A panic attack can provoke a number of uncomfortable symptoms: Rapid heart beat; cold sweats; feelings of inadequacy; or an irrational uncertainty about your next move.
In short, everything Wall Street is feeling now.
But don't worry, be happy because Dr. Ben Bernanke is on the case and he's handing out the Xanax.
Easing the stock market's deepening sense of crisis is the primary reason the Federal Reserve Chairman is making an unprecedented effort to save Wall Street's hide. Bernanke has agreed to back up JP Morgan Chase's purchase of near-bankrupt Bear Stearns investment firm. The Fed, which lends to commercial banks, is now also making money available to other cash-strapped brokerage houses.
Nobody should be jumping for joy at this rescue strategy, least of all the American taxpayers who, in essence, are backing the Fed's play.

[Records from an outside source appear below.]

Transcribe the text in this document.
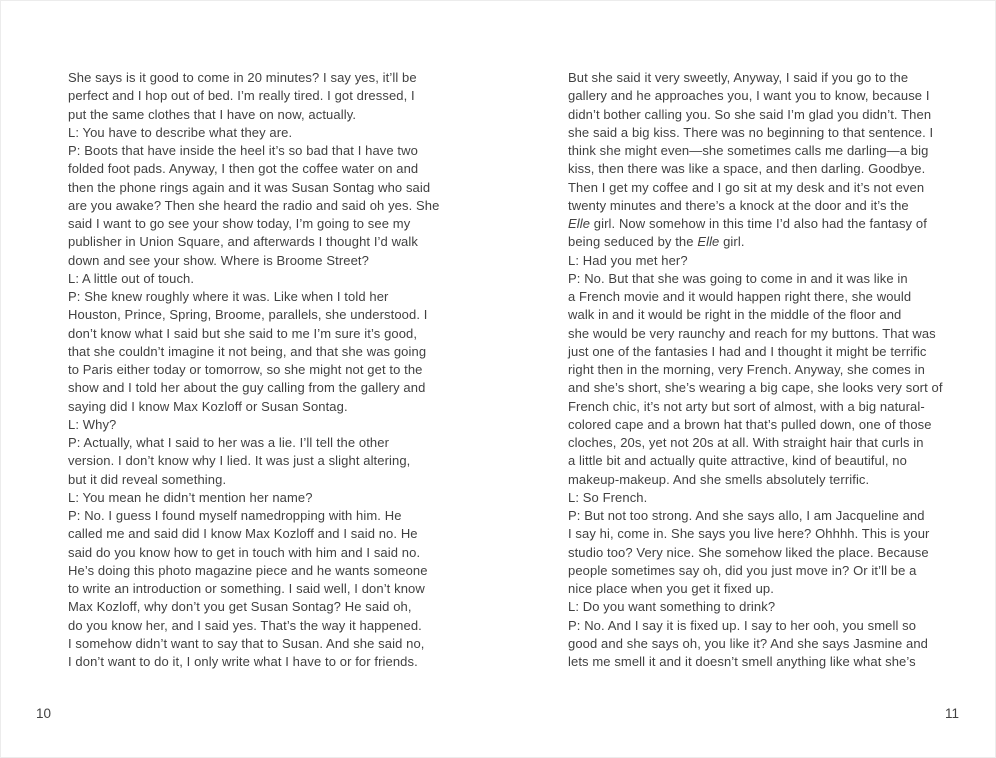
She says is it good to come in 20 minutes? I say yes, it’ll be
perfect and I hop out of bed. I’m really tired. I got dressed, I
put the same clothes that I have on now, actually.
L: You have to describe what they are.
P: Boots that have inside the heel it’s so bad that I have two
folded foot pads. Anyway, I then got the coffee water on and
then the phone rings again and it was Susan Sontag who said
are you awake? Then she heard the radio and said oh yes. She
said I want to go see your show today, I’m going to see my
publisher in Union Square, and afterwards I thought I’d walk
down and see your show. Where is Broome Street?
L: A little out of touch.
P: She knew roughly where it was. Like when I told her
Houston, Prince, Spring, Broome, parallels, she understood. I
don’t know what I said but she said to me I’m sure it’s good,
that she couldn’t imagine it not being, and that she was going
to Paris either today or tomorrow, so she might not get to the
show and I told her about the guy calling from the gallery and
saying did I know Max Kozloff or Susan Sontag.
L: Why?
P: Actually, what I said to her was a lie. I’ll tell the other
version. I don’t know why I lied. It was just a slight altering,
but it did reveal something.
L: You mean he didn’t mention her name?
P: No. I guess I found myself namedropping with him. He
called me and said did I know Max Kozloff and I said no. He
said do you know how to get in touch with him and I said no.
He’s doing this photo magazine piece and he wants someone
to write an introduction or something. I said well, I don’t know
Max Kozloff, why don’t you get Susan Sontag? He said oh,
do you know her, and I said yes. That’s the way it happened.
I somehow didn’t want to say that to Susan. And she said no,
I don’t want to do it, I only write what I have to or for friends.
10
But she said it very sweetly, Anyway, I said if you go to the
gallery and he approaches you, I want you to know, because I
didn’t bother calling you. So she said I’m glad you didn’t. Then
she said a big kiss. There was no beginning to that sentence. I
think she might even—she sometimes calls me darling—a big
kiss, then there was like a space, and then darling. Goodbye.
Then I get my coffee and I go sit at my desk and it’s not even
twenty minutes and there’s a knock at the door and it’s the
Elle girl. Now somehow in this time I’d also had the fantasy of
being seduced by the Elle girl.
L: Had you met her?
P: No. But that she was going to come in and it was like in
a French movie and it would happen right there, she would
walk in and it would be right in the middle of the floor and
she would be very raunchy and reach for my buttons. That was
just one of the fantasies I had and I thought it might be terrific
right then in the morning, very French. Anyway, she comes in
and she’s short, she’s wearing a big cape, she looks very sort of
French chic, it’s not arty but sort of almost, with a big natural-
colored cape and a brown hat that’s pulled down, one of those
cloches, 20s, yet not 20s at all. With straight hair that curls in
a little bit and actually quite attractive, kind of beautiful, no
makeup-makeup. And she smells absolutely terrific.
L: So French.
P: But not too strong. And she says allo, I am Jacqueline and
I say hi, come in. She says you live here? Ohhhh. This is your
studio too? Very nice. She somehow liked the place. Because
people sometimes say oh, did you just move in? Or it’ll be a
nice place when you get it fixed up.
L: Do you want something to drink?
P: No. And I say it is fixed up. I say to her ooh, you smell so
good and she says oh, you like it? And she says Jasmine and
lets me smell it and it doesn’t smell anything like what she’s
11
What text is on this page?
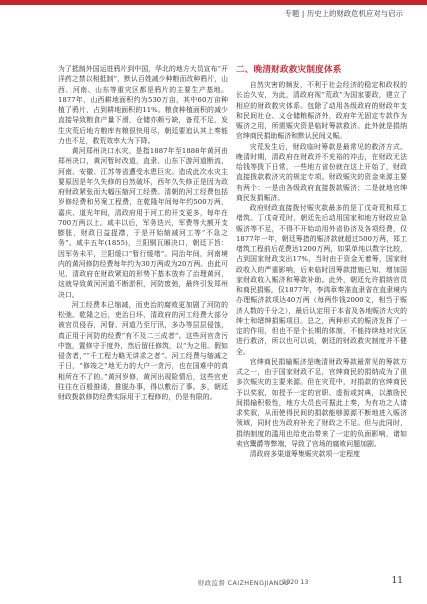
专题 | 历史上的财政危机应对与启示

为了抵制外国运进鸦片到中国，华北的地方大员宣布“开洋药之禁以相抵制”，默认百姓减少种粮而改种鸦片，山西、河南、山东等重灾区都是鸦片的主要生产基地。1877年，山西耕地面积约为530万亩，其中60万亩种植了鸦片，占到耕地面积的11%。粮食种植面积的减少直接导致粮食产量下滑，仓储亦颇亏缺，备荒不足，发生灾荒后地方粮库有粮很快用尽，朝廷要追认其上奏能力也不足，救荒效率大为下降。

黄河郑州决口水灾。是指1887年至1888年黄河由郑州决口，黄河暂时改道，直隶、山东下游河道断流，河南、安徽、江苏等省遭受水患巨灾。造成此次水灾主要原因是年久失修的自然破坏，西年久失修正是因为政府财政紧张而大幅压缩河工经费。清朝的河工经费包括岁修经费和另案工程费，在乾隆年间每年约500万两，嘉庆、道光年间，清政府用于河工的开支更多，每年在700万两以上。咸丰以后，军务迭兴，军费等大额开支膨胀，财政日益捉襟，于是开始缩减河工等“不急之务”。咸丰五年(1855)，兰阳铜瓦厢决口，朝廷下旨：因军务未平，兰阳缓口“暂行缓堵”。同治年间，河南境内的黄河修防经费每年约为30万两或为20万两。由此可见，清政府在财政紧迫的形势下基本放弃了治理黄河，这就导致黄河河道不断淤积，河防废弛，最终引发郑州决口。

河工经费本已缩减，而吏治的腐败更加剧了河防的松弛。乾隆之后，吏治日坏，清政府的河工经费大部分被官员侵吞，河督、河道乃至厅汛，多办等层层侵蚀，真正用于河防的经费“有不及二三成者”。这些河官贪污中饱，置修守于度外，然后留任修筑，以“为之用。假如侵贪者，”“千工程力略无讲求之者”。河工经费与缩减之于日，“修竣之”地无力的大户一贪污，也在国难中的真相所在不了的。”黄河岁修，黄河出现险情后，这些官吏往往在百般推诿，推脱办事，得以敷衍了事。多，朝廷财政拨款修防经费实际用于工程修的，仍是有限的。

二、晚清财政救灾制度体系

自然灾害的频发，不利于社会经济的稳定和政权的长治久安，为此，清政府视“荒政”为国家要政，建立了相应的财政救灾体系。包除了动用各级政府的财政年支和民间社仓、义仓储粮赈济外，政府年无固定专款作为赈济之用，所需赈灾资是临时筹款救济。此外就是捐纳官绅商民捐助赈济和默认民间义赈。

灾荒发生后，财政临时筹款是最常见的救济方式。晚清时期，清政府在财政并不充裕的冲击，在财政无法给钱等拨下日常，一些地方省份就在这上开始了，财政直接拨款救济灾的规定专项。财政赈灾的资金来源主要有两个：一是由各级政府直接拨款赈济；二是就地官绅商民发捐赈济。

政府财政直接拨付赈灾款最多的是丁戊奇荒和郑工堵筑。丁戊奇荒时，朝廷先后动用国家和地方财政应急赈济等不足，不得不开始动用外省协济及各项经费，仅1877年一年，朝廷筹措的赈济款就超过500万两，郑工堵筑工程前后花费达1200万两，如果单纯以数字比较，占到国家财政支出17%，当时由于资金无着筹，国家财政收入的严重影响，后来临时因筹款措施已知，增加国家财政收入赈济和筹款补助。此外，朝廷允许捐纳官员和商民捐赈，仅1877年，李鸿章奏准直隶省在直隶境内办理赈济款项达40万两（每两作钱2000文，相当于赈济人数的千分之），最后认定用于本省及各地赈济大灾的绅士和缙绅捐赈项目。总之，两种形式的赈济发挥了一定的作用，但也不是个长期的体制，不能持续地对灾区进行救济，所以也可以说，朝廷的财政救灾制度并不健全。

官绅商民捐输赈济是晚清财政筹款最常见的筹款方式之一，由于国家财政不足，官绅商民的捐纳成为了很多次赈灾的主要来源。但在灾荒中，对捐款的官绅商民予以奖叙，如授予一定的官职、虚衔或封典，以激励民间捐输积极性，地方大员也可据此上奏，为有功之人请求奖叙，从而使得民间的捐款能够源源不断地进入赈济领域，同时也为政府补充了财政之不足。但与此同时，捐纳制度的滥用也给吏治带来了一定的负面影响，诸如卖官鬻爵等弊端，导致了官场的腐败问题加剧。

清政府多渠道筹集赈灾款项一定程度

财政监督 CAIZHENGJIANDU
2020 13	11
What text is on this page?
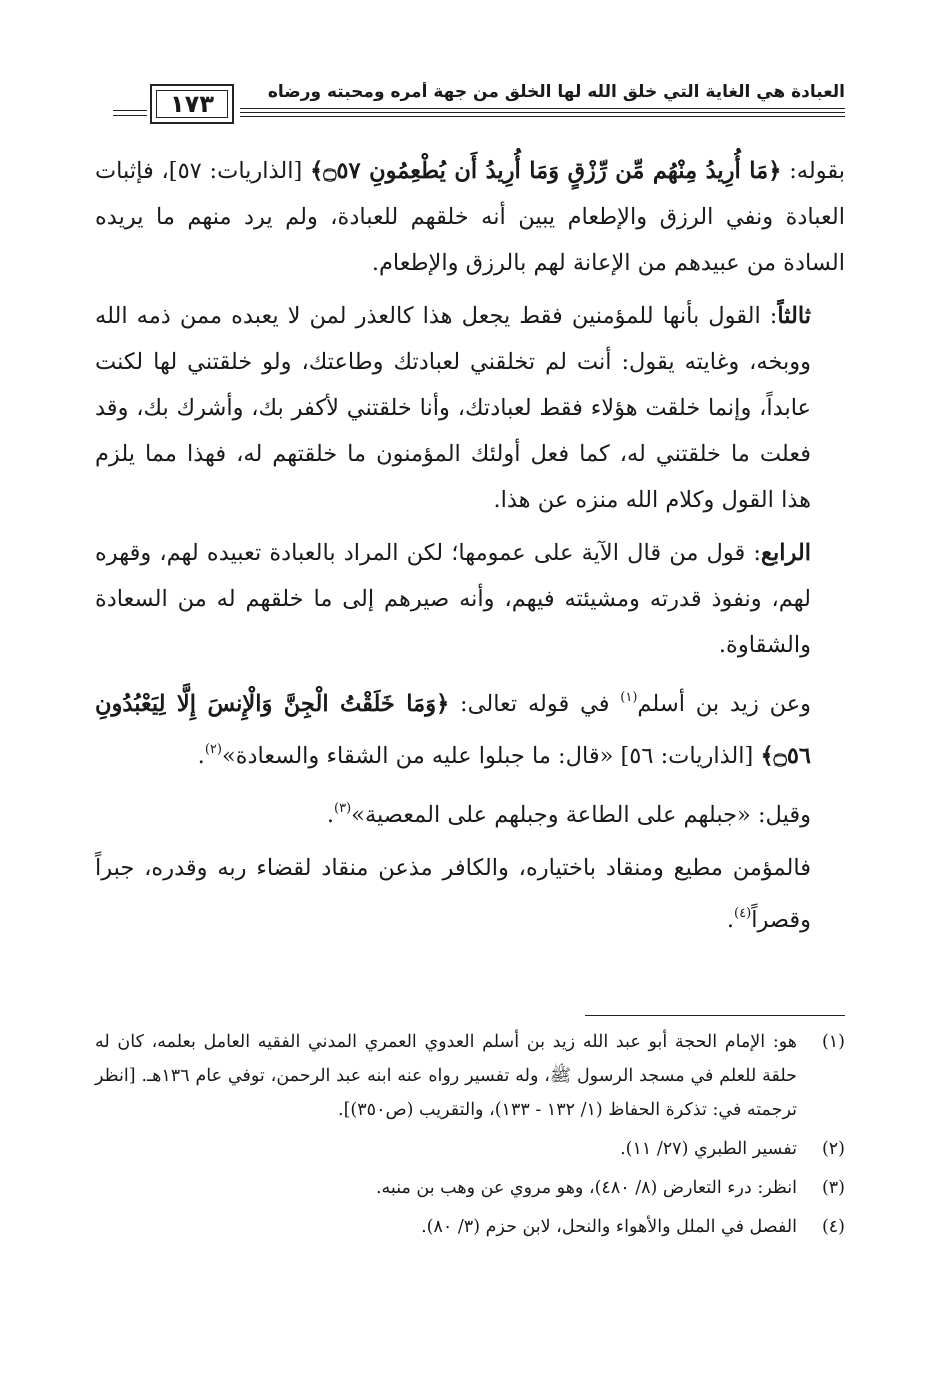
العبادة هي الغاية التي خلق الله لها الخلق من جهة أمره ومحبته ورضاه
١٧٣

بقوله: ﴿مَا أُرِيدُ مِنْهُم مِّن رِّزْقٍ وَمَا أُرِيدُ أَن يُطْعِمُونِ ۝٥٧﴾ [الذاريات: ٥٧]، فإثبات العبادة ونفي الرزق والإطعام يبين أنه خلقهم للعبادة، ولم يرد منهم ما يريده السادة من عبيدهم من الإعانة لهم بالرزق والإطعام.

ثالثاً: القول بأنها للمؤمنين فقط يجعل هذا كالعذر لمن لا يعبده ممن ذمه الله ووبخه، وغايته يقول: أنت لم تخلقني لعبادتك وطاعتك، ولو خلقتني لها لكنت عابداً، وإنما خلقت هؤلاء فقط لعبادتك، وأنا خلقتني لأكفر بك، وأشرك بك، وقد فعلت ما خلقتني له، كما فعل أولئك المؤمنون ما خلقتهم له، فهذا مما يلزم هذا القول وكلام الله منزه عن هذا.

الرابع: قول من قال الآية على عمومها؛ لكن المراد بالعبادة تعبيده لهم، وقهره لهم، ونفوذ قدرته ومشيئته فيهم، وأنه صيرهم إلى ما خلقهم له من السعادة والشقاوة.

وعن زيد بن أسلم$^{(١)}$ في قوله تعالى: ﴿وَمَا خَلَقْتُ الْجِنَّ وَالْإِنسَ إِلَّا لِيَعْبُدُونِ ۝٥٦﴾ [الذاريات: ٥٦] «قال: ما جبلوا عليه من الشقاء والسعادة»$^{(٢)}$.

وقيل: «جبلهم على الطاعة وجبلهم على المعصية»$^{(٣)}$.

فالمؤمن مطيع ومنقاد باختياره، والكافر مذعن منقاد لقضاء ربه وقدره، جبراً وقصراً$^{(٤)}$.

(١)
هو: الإمام الحجة أبو عبد الله زيد بن أسلم العدوي العمري المدني الفقيه العامل بعلمه، كان له حلقة للعلم في مسجد الرسول ﷺ، وله تفسير رواه عنه ابنه عبد الرحمن، توفي عام ١٣٦هـ. [انظر ترجمته في: تذكرة الحفاظ (١/ ١٣٢ - ١٣٣)، والتقريب (ص٣٥٠)].
(٢)
تفسير الطبري (٢٧/ ١١).
(٣)
انظر: درء التعارض (٨/ ٤٨٠)، وهو مروي عن وهب بن منبه.
(٤)
الفصل في الملل والأهواء والنحل، لابن حزم (٣/ ٨٠).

Free market types will argue that Bear Stearns knew the risks of its investment and should go bankrupt, leaving its shareholders with nothing and its investors holding an empty bag. In bankruptcy, Bear would reorganize or liquidate.
In principle, I agree.
But in reality? Let's face it: We're damn frightened because nobody knows how bad this financial sickness will get. Ask yourself: How many other Bear Stearns' are out there? How pervasive is the sub prime lending mess? How financially fit and able are our largest banks or regional banks? Who's next to go over the edge?
There's talk that Lehman Brothers investment firm could be the next to face a cash crunch. (Lehman says liquidity is not a concern. That's what Bear Stearns said last week.)
The Fed is also scared and has to figure out some answers to these, and other, important questions.
In supporting the Bear Stearns buyout, and by pumping money into investment banks, Bernanke is buying time and paying for a temporary peace.
It may not work. Matters could get worse.
But right now, Wall Street is in need of a chill pill--even if it's an expensive one that's going to soon wear off.